Zum Auftakt in der fast voll besetzten Christuskirche erklang Mendelssohns melodienselige Psalmkantate für Sopran, Männerquartett, Chor und Orchester. Stefanie Krahnenfeld brachte die Arie "Meine Seele dürstet nach Gott" (mit obligater Oboe), die beiden Rezitative und das Quintett (mit Hochschul-Quartett) zu starker Wirkung.

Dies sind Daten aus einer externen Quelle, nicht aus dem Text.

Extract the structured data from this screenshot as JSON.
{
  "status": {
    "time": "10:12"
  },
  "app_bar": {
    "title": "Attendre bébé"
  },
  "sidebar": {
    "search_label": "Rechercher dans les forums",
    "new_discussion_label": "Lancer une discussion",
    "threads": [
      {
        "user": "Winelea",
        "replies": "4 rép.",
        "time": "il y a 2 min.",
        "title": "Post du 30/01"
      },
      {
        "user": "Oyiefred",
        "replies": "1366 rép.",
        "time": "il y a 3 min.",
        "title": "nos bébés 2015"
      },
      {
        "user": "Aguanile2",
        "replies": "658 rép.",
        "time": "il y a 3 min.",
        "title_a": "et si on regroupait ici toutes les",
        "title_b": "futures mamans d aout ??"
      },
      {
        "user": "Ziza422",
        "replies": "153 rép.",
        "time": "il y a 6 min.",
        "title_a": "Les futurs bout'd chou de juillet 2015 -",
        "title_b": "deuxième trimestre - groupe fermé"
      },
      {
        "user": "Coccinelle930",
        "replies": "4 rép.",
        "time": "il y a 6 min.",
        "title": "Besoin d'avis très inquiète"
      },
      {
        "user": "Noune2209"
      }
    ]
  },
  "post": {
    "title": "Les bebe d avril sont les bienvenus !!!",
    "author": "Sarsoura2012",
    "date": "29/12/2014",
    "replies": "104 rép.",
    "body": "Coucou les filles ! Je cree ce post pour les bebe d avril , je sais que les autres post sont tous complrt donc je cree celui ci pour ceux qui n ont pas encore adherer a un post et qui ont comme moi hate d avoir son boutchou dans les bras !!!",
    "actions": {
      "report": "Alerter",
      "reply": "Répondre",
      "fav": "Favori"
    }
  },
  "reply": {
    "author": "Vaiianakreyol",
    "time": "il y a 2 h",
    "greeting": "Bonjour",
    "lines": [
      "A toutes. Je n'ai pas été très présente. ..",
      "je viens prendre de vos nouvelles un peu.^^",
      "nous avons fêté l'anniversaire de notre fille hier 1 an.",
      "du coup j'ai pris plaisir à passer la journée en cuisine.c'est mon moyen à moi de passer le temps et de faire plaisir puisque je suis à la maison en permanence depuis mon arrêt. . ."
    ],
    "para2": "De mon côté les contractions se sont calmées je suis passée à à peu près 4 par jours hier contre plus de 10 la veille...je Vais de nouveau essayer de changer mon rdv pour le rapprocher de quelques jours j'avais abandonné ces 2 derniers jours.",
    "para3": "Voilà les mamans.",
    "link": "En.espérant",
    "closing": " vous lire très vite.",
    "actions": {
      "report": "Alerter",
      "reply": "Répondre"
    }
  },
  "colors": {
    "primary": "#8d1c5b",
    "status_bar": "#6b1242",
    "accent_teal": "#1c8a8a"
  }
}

Christiane Brasse-Nothdurft lenkte mit sicherer Hand ihre bestens vorbereitete Kantorei und die Kammerphilharmonie Mannheim durch die ausdrucksstarken Chorpassagen.
Entfesselter Zauber
Mit der Fantasie über den Choral "Ein feste Burg" opus 27 von Max Reger entfesselte der vielfach preisgekrönte Konzertorganist Lukas Stollhof noch einmal den nur leicht eingeschränkten Zauber der schon im Restaurierungsmodus befindlichen Steinmeyer-Orgel.
Wer zum ersten Mal die überwältigende Originalfassung des 100. Psalms "Jauchzet dem Herrn, alle Welt" opus 106 für Chor, Orgel und Orchester von Max Reger hört, der versteht Regers Postulat an den Uraufführungs-Dirigenten, "die Hörer müssten hernach als Relief an der Wand kleben".

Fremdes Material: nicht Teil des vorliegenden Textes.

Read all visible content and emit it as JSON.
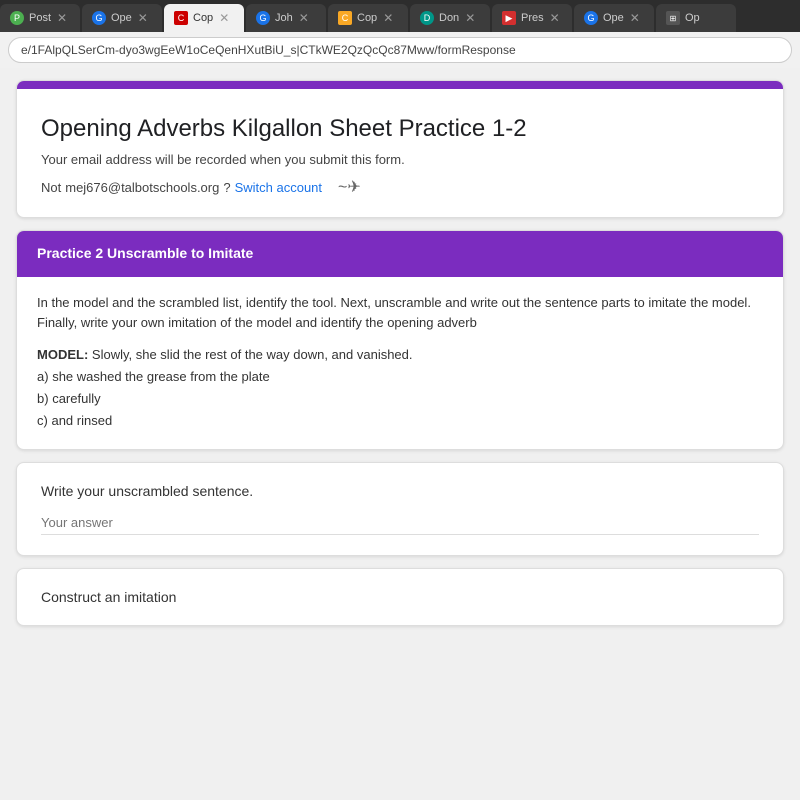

Mit ungeheurer Wucht und einem enormen Pauken-Crescendo bricht das Werk über den Hörer herein. Die Leistung der Melanchthonkantorei, auf vielen strapaziösen Probenstunden basierend, nötigt Respekt, ja Bewunderung ab. Als im Finalsatz, einer riesigen Doppelfuge mit brausendem Orgelklang, auch noch ein Blechbläserquartett von der Orgelempore aus als cantus firmus den Luther-Choral "Ein feste Burg" intonierte, wirkte das Publikum nach der Schlussfermate wie erschlagen. Danach erhob sich ein gewaltiger Applaus.
Mannheimer Morgen, 17.03.2016
von Waltraud Brust
Blick nach Fernost
Längst ist die heimische Kirche zu klein für die überaus beliebten Chorkonzerte der formidablen Melanchthonkantorei. Und längst hat die ideenreiche Kirchenmusikdirektorin Christiane Brasse-Nothdurft, seit 1981 Kantorin an Melanchthon, aus der Not eine Tugend gemacht und genießt Gastrecht in Mannheims großen Kirchen. Das Motto "Kirschblüten & Waldesnacht" schien alle Romantiker anzuziehen; die geräumige Epiphaniaskirche in Feudenheim war voll besetzt. Das deutsch-japanische Solisten- und Chorkonzert dokumentiert die sorgfältige Vorbereitung der rund 70 ambitionierten Sängerinnen und Sänger auf die im Sommer geplante Japan-Reise und dürfte auch im Land der Kirschblüten erfolgreich werden.
Begeistertes Publikum
Die zarte Sopranistin Ayumi Futagawa sang Lieder ihrer Heimat und vier empfindsame Lieder der Romantik und Spätromantik (Grieg, Schumann, Strauss). Zuverlässig und sensibel begleitete Ryoko Aoyagi die Solistin und die meisten Chorsätze. Daneben unterstrichen ein paar A-cappella-Sätze die vorzügliche Stimmschulung der Kantorei. Ein japanischer Chorbassist erläuterte den Inhalt der japanischen Solo- und Chorlieder und des abschließenden, von Jahreszeiten-Videos begleiteten Chormedleys.
Und so zogen die vielen wunderschönen Lieder von Brahms, Schumann, Silcher und Rheinberger am begeisterten Publikum vorüber. Einer der Höhepunkte: das Ständchen "Zögernd, leise" für Solo, Männerchor und Klavier, bei dessen Schlussvers "schleichen wir uns wieder fort" sich nach und nach alle davonschlichen, Solistin, Dirigentin, Sänger, bis am Ende ein einsamer Bassist auf dem Podium freundlich den Zylinder schwenkte.
Für den enthusiastischen Schlussapplaus dankten der Chor und die strahlende Dirigentin mit "Der Mond ist aufgegangen" in einem Satz des Jahresjubilars Max Reger.